Apologies but this venue does not have step-free access
Past event - 2019
21 May Doors 7 pm
Event 7.30 - 9.30 pm
Pivni, 6 Patrick Pool,
York YO1 8BB
Sold Out!
You may have heard of the Great Wall of China and Hadrian’s Wall, but humans aren’t the only ones building walls. Cells are the basic biological units of all life on earth, compartments surrounded by a protective barrier wall and jam packed full of molecules that keep the reactions essential for life flowing. You should definitely be familiar with cells, because your body contains trillions of them! Although the cells and chemical magic that happens inside cannot be seen with the naked eye, we can use the latest and most cutting edge scientific equipment to check it all out in real time.

Drug resistance: will bacteria win the day?

Giampaolo Pitruzzello (PhD student)
Since the serendipitous discovery of penicillin by Fleming in 1928, antibiotics have been regarded as the wonder discovery of the 20th century. This achievement is now under threat because bacteria are developing resistance to common drugs at alarming rates. In this talk, I will explore how slyly bacteria survive antibiotic treatments, transfer resistance to their fellow microorganisms, and how we are fuelling these mechanisms. I will also present some of the notable research efforts being undertaken to try outperforming bacteria and preserve the power of antibiotics for the future.

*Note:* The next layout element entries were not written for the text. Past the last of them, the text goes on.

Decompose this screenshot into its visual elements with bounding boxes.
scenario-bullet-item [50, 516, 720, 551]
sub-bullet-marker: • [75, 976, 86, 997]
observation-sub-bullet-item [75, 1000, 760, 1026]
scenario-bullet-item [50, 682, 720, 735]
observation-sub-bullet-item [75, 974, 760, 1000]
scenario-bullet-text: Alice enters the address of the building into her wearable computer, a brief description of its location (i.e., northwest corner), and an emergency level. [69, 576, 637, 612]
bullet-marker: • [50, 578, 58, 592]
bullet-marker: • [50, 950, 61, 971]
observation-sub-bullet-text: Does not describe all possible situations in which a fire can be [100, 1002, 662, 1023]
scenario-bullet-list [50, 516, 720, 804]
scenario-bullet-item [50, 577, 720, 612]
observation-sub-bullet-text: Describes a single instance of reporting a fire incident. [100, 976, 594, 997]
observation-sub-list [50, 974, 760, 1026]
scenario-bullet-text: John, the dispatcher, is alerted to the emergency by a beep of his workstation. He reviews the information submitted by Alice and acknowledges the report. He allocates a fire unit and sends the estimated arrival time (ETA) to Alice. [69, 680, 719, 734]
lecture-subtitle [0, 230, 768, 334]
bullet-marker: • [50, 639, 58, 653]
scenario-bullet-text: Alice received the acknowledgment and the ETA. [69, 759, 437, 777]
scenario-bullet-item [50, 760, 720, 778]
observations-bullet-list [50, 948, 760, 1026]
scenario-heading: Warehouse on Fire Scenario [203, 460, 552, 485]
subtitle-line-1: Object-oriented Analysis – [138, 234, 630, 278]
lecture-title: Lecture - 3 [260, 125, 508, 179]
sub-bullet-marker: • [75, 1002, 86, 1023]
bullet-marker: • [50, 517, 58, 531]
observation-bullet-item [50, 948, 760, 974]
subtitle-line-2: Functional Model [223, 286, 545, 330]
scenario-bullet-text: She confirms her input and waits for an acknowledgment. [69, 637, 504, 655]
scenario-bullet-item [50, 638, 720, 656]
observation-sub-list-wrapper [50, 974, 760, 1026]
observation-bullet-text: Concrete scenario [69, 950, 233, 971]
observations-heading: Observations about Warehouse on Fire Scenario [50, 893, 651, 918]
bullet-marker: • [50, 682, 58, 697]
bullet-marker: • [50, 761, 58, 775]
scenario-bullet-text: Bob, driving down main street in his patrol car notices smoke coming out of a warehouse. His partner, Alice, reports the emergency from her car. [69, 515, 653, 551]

Lights, Camera, Models: Using Microscopes and Maths to View the Glamorous World of Cell Membranes

Dr. Christoph Baumann (Lecturer in Molecular Biophysics)
Dr. Mitya Pushkin (Researcher)
Every cell – whether human or bacterial – is surrounded by a membrane.
The membrane is the first point of contact with the cell’s environment. Therefore, it
must function as both an adaptable communication exchange and a protective barrier.
Advances in light microscopy allow us to see membrane structure, and follow a single
molecule moving through the membrane. Mathematical models can help us understand
how trillions of invisible molecular interactions give rise to what we see. Join us
for a guided tour of how microscopy and maths are being used to improve our understanding of cell membranes!

Improving Genomes for a Sustainable Bioeconomy

Dr. Agnes Noy (Researcher)
Scientists are trying to improve the genomes of simple organisms so that they can be transformed into small factories to produce all type of products like antibiotics, food or biofuel in a more sustainable way. This could seem simple as, nowadays, genome sequences are easy to obtain. However, they are not enough for understanding how a genome works. In this talk, I will explain the most exciting advances on genome engineering and the challenges that remain unsolved.